I might have said that aloud as I got up, because Justin calls after me, "Yo, dude, don't be like that."

Wish I could JuJu, I wish I didn't have to be me all the time.

It's clear that I was followed when, only a minute or so after I close the door to my room, there's a knock on it. I don't know what I expected to see standing out there in the hall- maybe the SNL Land Shark -but for some reason it wasn't Joey. He doesn't say a word in greeting, and I return his silence but step aside to let him in. After a long couple of moments, and a few false starts, he finally says, "So you're bi."

I shrug and nod, "Yeah."

He looks at me doubtfully, "It's not just some crap about 'oh I'm open minded, I think I would if the opportunity arrived.' You've really, like, fooled around with other guys."

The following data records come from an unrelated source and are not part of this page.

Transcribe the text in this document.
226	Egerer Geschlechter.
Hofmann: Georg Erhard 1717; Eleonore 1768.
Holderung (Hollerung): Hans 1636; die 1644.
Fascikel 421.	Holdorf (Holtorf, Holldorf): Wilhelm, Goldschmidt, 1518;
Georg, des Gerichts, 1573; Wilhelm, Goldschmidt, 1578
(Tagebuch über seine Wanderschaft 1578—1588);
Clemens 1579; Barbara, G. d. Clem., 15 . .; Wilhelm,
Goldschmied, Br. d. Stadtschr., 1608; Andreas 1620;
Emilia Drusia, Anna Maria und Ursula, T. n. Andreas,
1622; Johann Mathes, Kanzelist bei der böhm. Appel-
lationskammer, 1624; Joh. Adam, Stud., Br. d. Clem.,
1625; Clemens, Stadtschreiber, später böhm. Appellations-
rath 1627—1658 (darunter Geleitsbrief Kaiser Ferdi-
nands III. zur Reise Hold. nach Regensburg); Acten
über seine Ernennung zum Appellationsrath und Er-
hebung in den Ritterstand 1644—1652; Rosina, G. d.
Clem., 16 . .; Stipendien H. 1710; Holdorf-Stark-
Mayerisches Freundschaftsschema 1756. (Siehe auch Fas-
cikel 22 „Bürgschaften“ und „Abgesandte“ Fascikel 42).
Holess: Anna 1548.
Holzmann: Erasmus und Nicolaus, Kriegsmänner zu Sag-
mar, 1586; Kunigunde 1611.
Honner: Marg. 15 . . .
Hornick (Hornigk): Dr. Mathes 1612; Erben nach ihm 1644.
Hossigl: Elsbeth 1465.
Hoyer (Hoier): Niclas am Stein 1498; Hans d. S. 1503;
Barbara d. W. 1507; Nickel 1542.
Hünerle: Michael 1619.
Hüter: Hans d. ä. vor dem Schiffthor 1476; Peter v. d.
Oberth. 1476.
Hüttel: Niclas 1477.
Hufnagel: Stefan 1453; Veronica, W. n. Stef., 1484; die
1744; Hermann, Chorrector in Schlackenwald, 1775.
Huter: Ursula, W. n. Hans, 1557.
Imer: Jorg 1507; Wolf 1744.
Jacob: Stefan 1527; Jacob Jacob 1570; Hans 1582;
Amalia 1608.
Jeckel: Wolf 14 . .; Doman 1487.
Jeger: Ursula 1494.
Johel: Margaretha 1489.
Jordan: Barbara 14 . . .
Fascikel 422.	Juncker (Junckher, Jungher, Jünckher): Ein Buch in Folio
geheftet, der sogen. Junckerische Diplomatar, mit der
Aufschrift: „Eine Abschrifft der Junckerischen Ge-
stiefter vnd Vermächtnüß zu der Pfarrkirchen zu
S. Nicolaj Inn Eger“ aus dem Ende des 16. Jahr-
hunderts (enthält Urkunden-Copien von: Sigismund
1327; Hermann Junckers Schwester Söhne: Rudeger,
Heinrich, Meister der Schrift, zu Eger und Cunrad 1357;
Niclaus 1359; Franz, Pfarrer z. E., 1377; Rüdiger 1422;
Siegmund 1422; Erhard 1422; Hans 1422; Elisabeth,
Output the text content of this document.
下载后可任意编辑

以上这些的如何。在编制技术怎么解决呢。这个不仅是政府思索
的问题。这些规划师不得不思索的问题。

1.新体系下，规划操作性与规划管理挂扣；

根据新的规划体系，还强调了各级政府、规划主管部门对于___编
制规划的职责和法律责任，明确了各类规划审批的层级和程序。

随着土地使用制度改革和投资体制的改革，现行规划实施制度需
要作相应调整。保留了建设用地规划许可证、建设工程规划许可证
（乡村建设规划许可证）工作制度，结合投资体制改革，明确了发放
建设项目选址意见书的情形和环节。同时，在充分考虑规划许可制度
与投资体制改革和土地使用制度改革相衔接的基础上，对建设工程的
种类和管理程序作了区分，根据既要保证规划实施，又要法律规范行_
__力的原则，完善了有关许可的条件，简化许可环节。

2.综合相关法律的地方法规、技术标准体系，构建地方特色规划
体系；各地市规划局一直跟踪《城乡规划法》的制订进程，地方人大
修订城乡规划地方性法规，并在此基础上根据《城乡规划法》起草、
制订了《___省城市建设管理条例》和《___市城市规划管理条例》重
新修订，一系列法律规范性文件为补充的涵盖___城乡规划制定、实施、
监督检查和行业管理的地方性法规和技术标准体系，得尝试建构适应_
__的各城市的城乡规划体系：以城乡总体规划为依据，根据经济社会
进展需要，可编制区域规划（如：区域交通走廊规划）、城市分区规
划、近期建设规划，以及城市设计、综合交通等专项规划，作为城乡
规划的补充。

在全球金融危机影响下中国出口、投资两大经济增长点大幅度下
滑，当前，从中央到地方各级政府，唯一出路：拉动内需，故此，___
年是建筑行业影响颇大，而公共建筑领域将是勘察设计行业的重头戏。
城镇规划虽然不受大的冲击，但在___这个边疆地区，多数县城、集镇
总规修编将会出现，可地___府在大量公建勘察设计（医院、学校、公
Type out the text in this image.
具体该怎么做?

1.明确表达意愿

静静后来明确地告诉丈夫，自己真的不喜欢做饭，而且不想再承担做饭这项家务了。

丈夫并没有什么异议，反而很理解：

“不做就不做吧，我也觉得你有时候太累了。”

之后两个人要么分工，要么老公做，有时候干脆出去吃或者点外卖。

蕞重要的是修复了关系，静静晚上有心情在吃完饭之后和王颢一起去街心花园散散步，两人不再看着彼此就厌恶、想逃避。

Why does he have to make this so hard? It's a soul-bearing question and he's asking it in anger, forcing me to respond in kind. "No. You wanna hear me say it? Okay, I fucked a guy and loved it."

"Fuck." Men don't speak in words, they speak in tones. That wasn't a "fuck, I was really caught off guard by this news and wish you had told me of this earlier," this was "fuck, you really screwed up."

I always knew this would happen, if I came out and said it, one of them would freak, I just was hoping it wouldn't be Joey. "I can't believe this, Joey, I can't believe you're gonna give me a hard time about this. My new nickname gonna be Faggot or Queer?"

He flashes me one dirty look, and shakes his head, "Jesus, shut up, Lance. That's not it. I don't care if you mistook me for a girl or a boy, what matters is whether or not you mistook me. Did you know who you were kissing?"

I open my mouth, but stop myself from saying anything too quick. "I was drunk," I say quietly. I'd misjudged him and hate myself for it, now I can't regroup my thoughts. I want him to know, about everything, how much I care for him, that I never meant to let him know like this, that I know I fucked up and can't figure out why I'm lashing out at everyone else, but I can't say a word for fear it'll make things worse.

"That's not an answer," he snaps. He takes a step forward, "Did you know it was me you were kissing?"

He'd obviously still be mad if I said yes, but I can't say no. Even if he hates me for it, leaves the band, kicks me out, shaves his head and shoots me in Time Square, I want him to know. I'm so selfish. "I knew it was you... but I never meant to tell you."

He lets out a controlled breath and takes two steps away. He looks to floor and then at me, and goes to grab the door handle. He's not getting off that easy, "Joe. Give me a hint. What happens now?"

He pauses, I watch him take a few deep breaths, and then reply, "Let's just say it's a good thing I don't have to see you for six months." The only thing I'm aware of after that is the door slamming, telling me not follow.

And I don't. I sit on the floor in front of the hotel bed and cry for the first time in two years.